Le Parlement européen a appelé à reconnaître les forêts anciennes et primaires comme des communs naturels mondiaux, dont les écosystèmes doivent se voir accorder un statut juridique. Une réponse à l’appel de Christopher Stone qui, en 1972 et dans un article désormais célèbre, soulevait déjà cette question cruciale : « Et si les arbres pouvaient plaider ? ». Il y constatait que la défense des stricts intérêts humains était inapte à garantir l’intégrité des écosystèmes et in fine, la persistance de la vie humaine sur Terre. Il est temps de nous saisir du défi qu’il nous a lancé voilà 50 ans et faire des droits des écosystèmes forestiers à la régénération naturelle la boussole de notre politique forestière -en particulier en ce qui concerne les forêts qui ont brûlé cet été et dont il nous faut aujourd’hui décider du sort.

 

Reconnaître la valeur intrinsèque des forêts, leur valeur en soi, suppose de tenir responsables celles et ceux qui leur portent atteinte. Concrètement, nous devons reconnaître et condamner les crimes contre la nature, et le plus graves d’entre eux, le crime d’écocide, mais nous devons aussi faire en sorte que nul ne puisse plus engranger de profits à travers la déforestation.

C’est là l’objet du texte qui devra être adopté au Parlement européen cette semaine, s’adressant frontalement à la question de la responsabilité des entreprises. La proposition de directive, qui reconnait la part croissante de l’Union européenne dans la déforestation mondiale (jusqu’à 16% selon le WWF) devrait établir un devoir de vigilance pour toutes les entreprises, européennes ou non, qui commercialisent des produits issus de la déforestation sur le marché européen. Elle garantirait à chaque personne qui fait ses courses qu’elle ne contribue pas à la déforestation ou à la violation des droits humains.

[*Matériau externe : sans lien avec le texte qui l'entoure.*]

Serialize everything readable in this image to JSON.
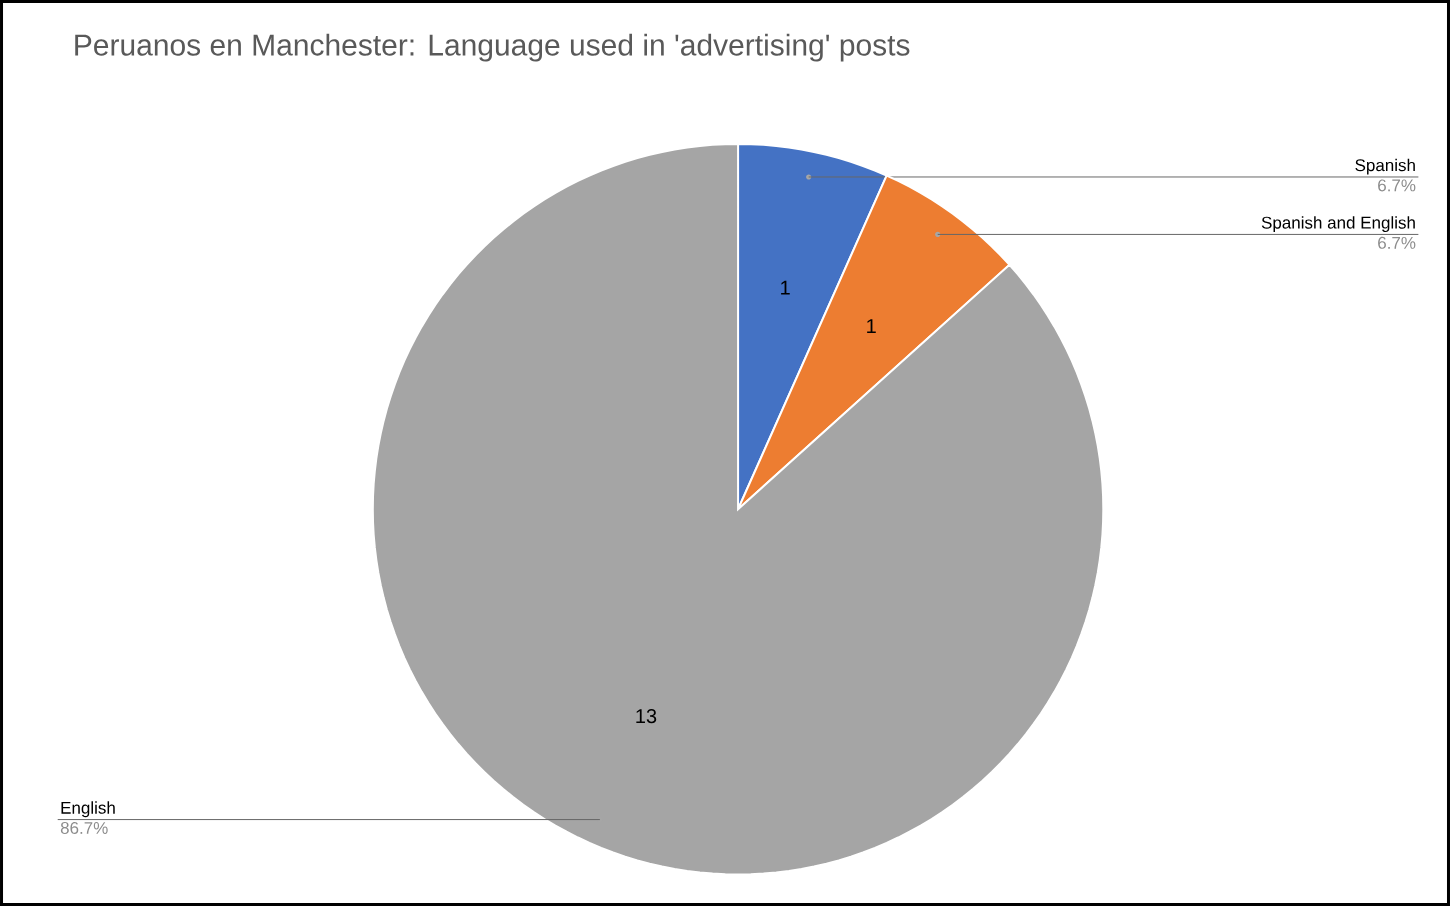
{
  "chart_data": {
    "type": "pie",
    "title": "Peruanos en Manchester: Language used in 'advertising' posts",
    "categories": [
      "Spanish",
      "Spanish and English",
      "English"
    ],
    "values": [
      1,
      1,
      13
    ],
    "colors": [
      "#4472c4",
      "#ed7d31",
      "#a5a5a5"
    ],
    "annotations": [
      "6.7%",
      "6.7%",
      "86.7%"
    ],
    "data_labels": true
  }
}
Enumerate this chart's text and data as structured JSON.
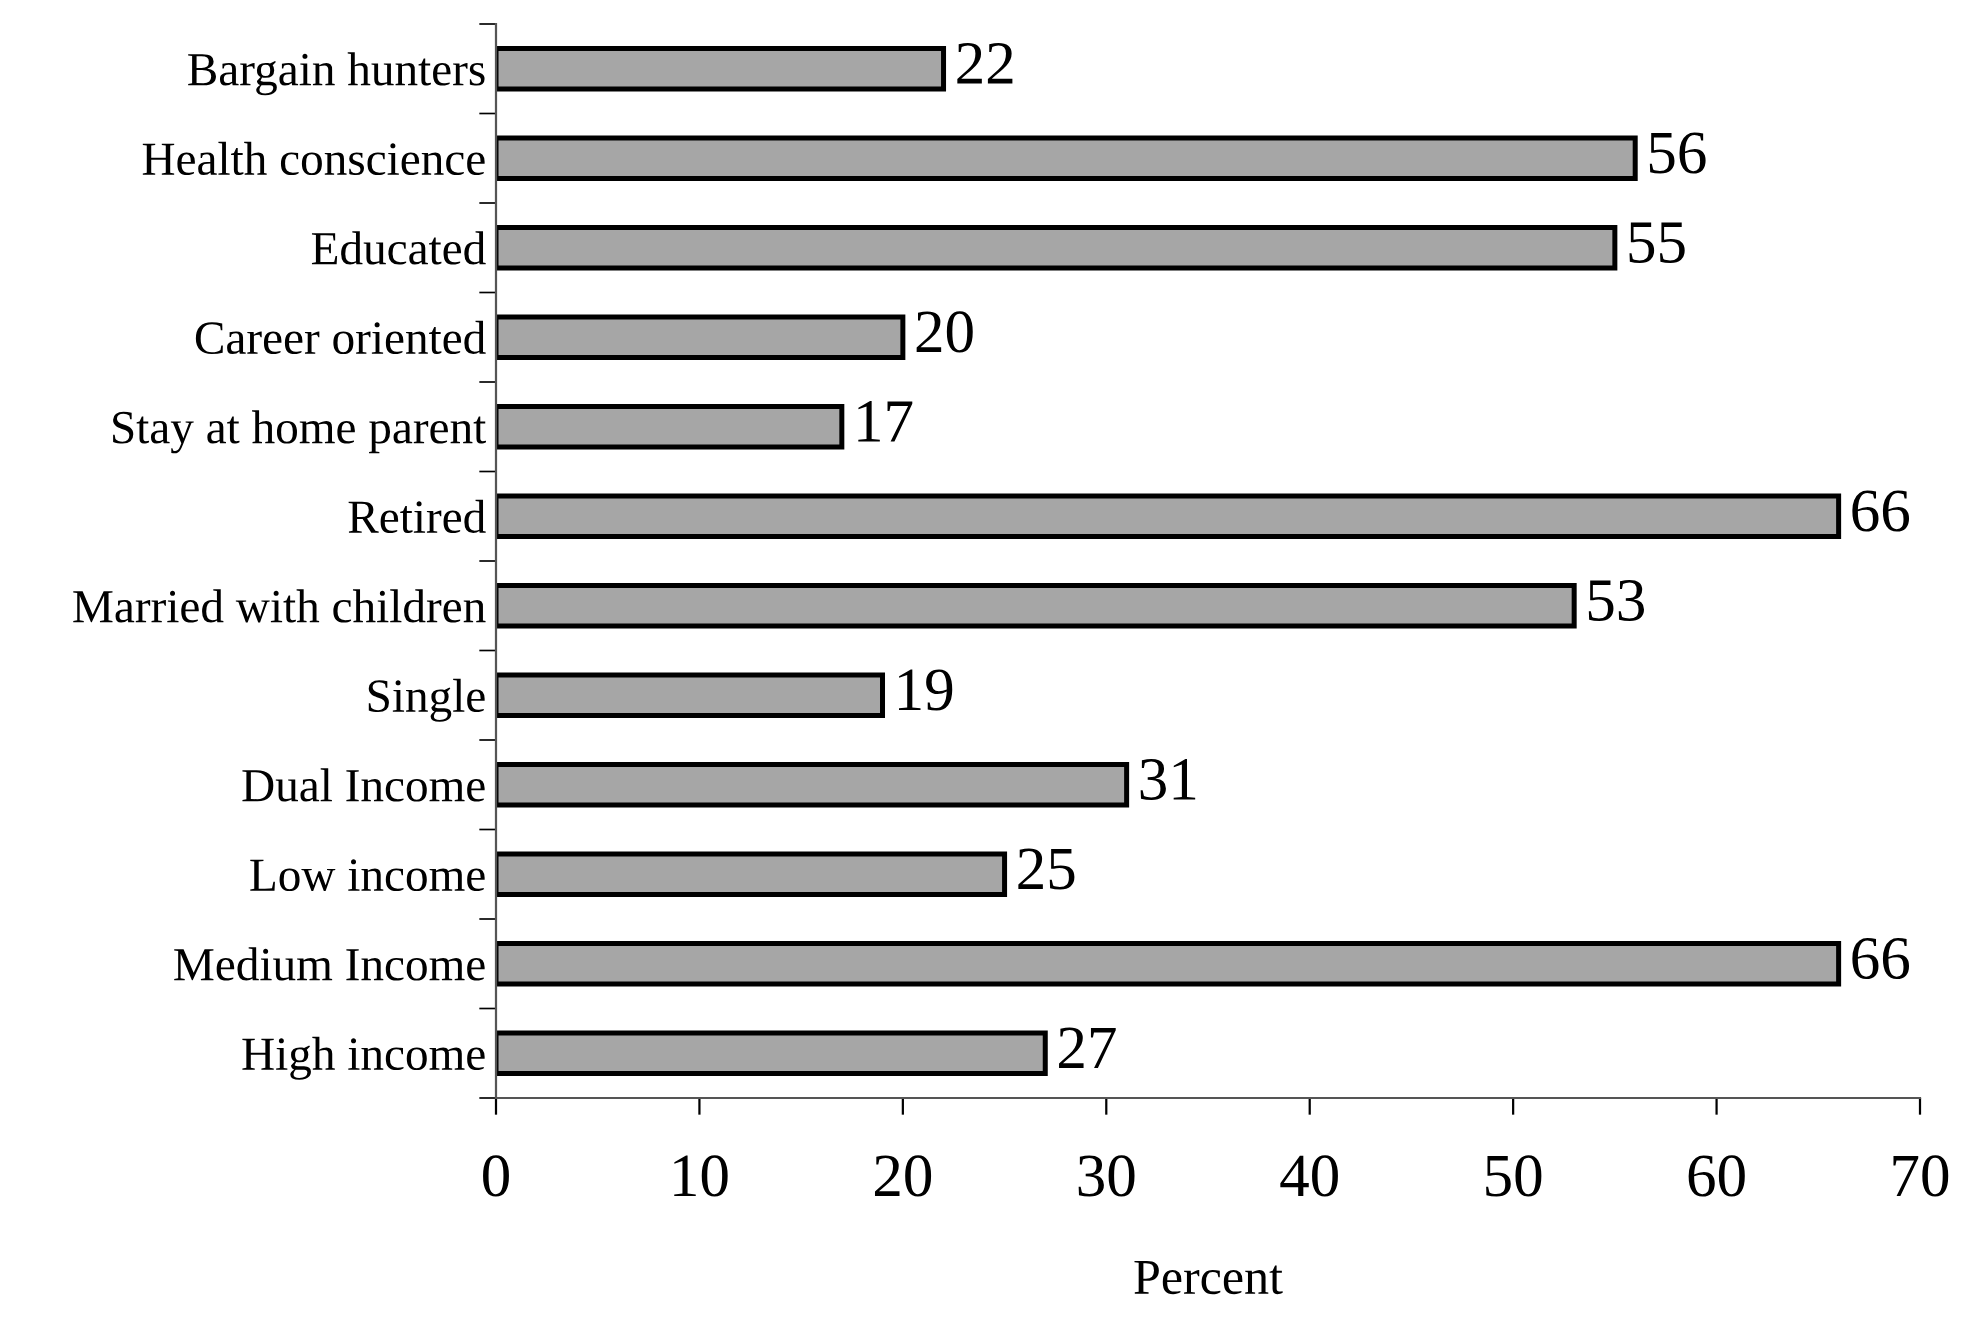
{
  "chart_data": {
    "type": "bar",
    "orientation": "horizontal",
    "xlabel": "Percent",
    "categories": [
      "Bargain hunters",
      "Health conscience",
      "Educated",
      "Career oriented",
      "Stay at home parent",
      "Retired",
      "Married with children",
      "Single",
      "Dual Income",
      "Low income",
      "Medium Income",
      "High income"
    ],
    "values": [
      22,
      56,
      55,
      20,
      17,
      66,
      53,
      19,
      31,
      25,
      66,
      27
    ],
    "color": "#a6a6a6",
    "data_labels": true,
    "xlim": [
      0,
      70
    ],
    "xticks": [
      0,
      10,
      20,
      30,
      40,
      50,
      60,
      70
    ],
    "grid": false
  }
}
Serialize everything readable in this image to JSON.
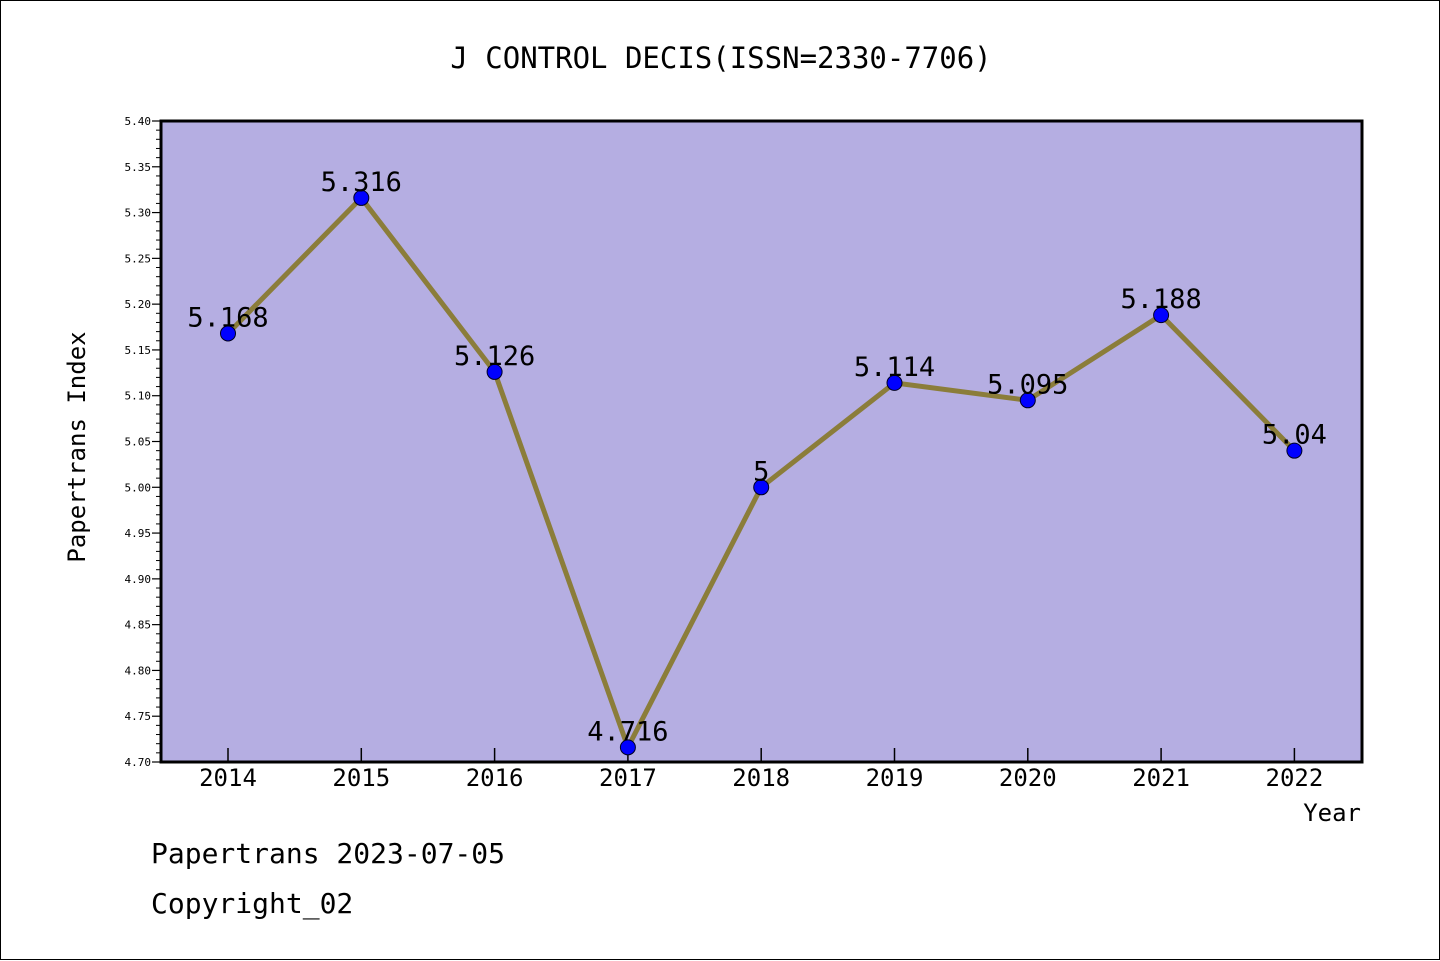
{
  "chart_data": {
    "type": "line",
    "title": "J CONTROL DECIS(ISSN=2330-7706)",
    "xlabel": "Year",
    "ylabel": "Papertrans Index",
    "categories": [
      "2014",
      "2015",
      "2016",
      "2017",
      "2018",
      "2019",
      "2020",
      "2021",
      "2022"
    ],
    "values": [
      5.168,
      5.316,
      5.126,
      4.716,
      5,
      5.114,
      5.095,
      5.188,
      5.04
    ],
    "point_labels": [
      "5.168",
      "5.316",
      "5.126",
      "4.716",
      "5",
      "5.114",
      "5.095",
      "5.188",
      "5.04"
    ],
    "ylim": [
      4.7,
      5.4
    ],
    "yticks": [
      "4.70",
      "4.75",
      "4.80",
      "4.85",
      "4.90",
      "4.95",
      "5.00",
      "5.05",
      "5.10",
      "5.15",
      "5.20",
      "5.25",
      "5.30",
      "5.35",
      "5.40"
    ],
    "grid": false,
    "colors": {
      "plot_background": "#b5aee2",
      "line": "#8b7d3a",
      "marker": "#0000ff"
    }
  },
  "footer": {
    "line1": "Papertrans 2023-07-05",
    "line2": "Copyright_02"
  }
}
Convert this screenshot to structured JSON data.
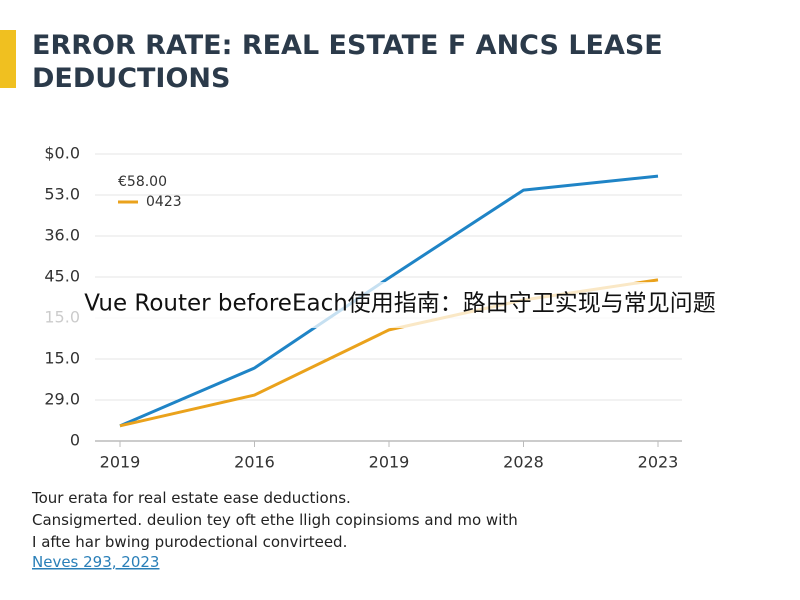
{
  "overlay": "Vue Router beforeEach使用指南：路由守卫实现与常见问题",
  "chart_data": {
    "type": "line",
    "title": [
      "ERROR RATE: REAL ESTATE F ANCS LEASE",
      "DEDUCTIONS"
    ],
    "categories": [
      "2019",
      "2016",
      "2019",
      "2028",
      "2023"
    ],
    "series": [
      {
        "name": "€58.00",
        "color": "#1f84c6",
        "values": [
          3.7,
          17.8,
          39.8,
          61.2,
          64.6
        ]
      },
      {
        "name": "0423",
        "color": "#eaa21c",
        "values": [
          3.7,
          11.2,
          27.1,
          34.4,
          39.3
        ]
      }
    ],
    "ylim": [
      0,
      70
    ],
    "yticks": [
      0,
      {
        "value": 10,
        "label": "29.0"
      },
      {
        "value": 20,
        "label": "15.0"
      },
      {
        "value": 30,
        "label": "15.0"
      },
      {
        "value": 40,
        "label": "45.0"
      },
      {
        "value": 50,
        "label": "36.0"
      },
      {
        "value": 60,
        "label": "53.0"
      },
      {
        "value": 70,
        "label": "$0.0"
      }
    ],
    "grid": true,
    "legend": "top-left",
    "caption": [
      "Tour erata for real estate ease deductions.",
      "Cansigmerted. deulion tey oft ethe lligh copinsioms and mo with",
      "I afte har bwing purodectional convirteed."
    ],
    "source": "Neves 293, 2023"
  }
}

Le texte concernerait les filières du bœuf, du soja, du maïs ou encore du cuir. Si les entreprises du cacao soutiennent elles aussi cette évolution réglementaire, les lobbies d’autres secteurs d’activité font aujourd’hui pression pour réduire l’ambition du texte : soit en réduisant le nombre de produits concernés par les nouvelles obligations de vigilance, soit en restreignant les territoires concernés aux seules forêts boisées (laissant ainsi hors champs les vastes mangroves ou les savanes comme le Cerrado brésilien), soit encore en dispensant les acteurs financiers de toute obligation en la matière. BNP Paribas est pourtant l’un des plus grands acteurs de la déforestation dans le monde (selon l’ONG Global Witness, elle a soutenu des activités responsables de déforestation à hauteur de 5 milliards de dollars entre 2016 et 2020). Les tourbières du Bassin du Congo, elles, ne seront pas protégées : ni les tourbières ni les énergies fossiles ne sont à ce stade concernés par la législation européenne en cours de négociation.

Les votes de cette première session plénière du Parlement européen sont déterminants pour les forêts d’Europe et du monde. Une étape majeure pour leur protection avant – qui sait ? -  que les accords internationaux sur la biodiversité ne reconnaissent enfin leurs droits.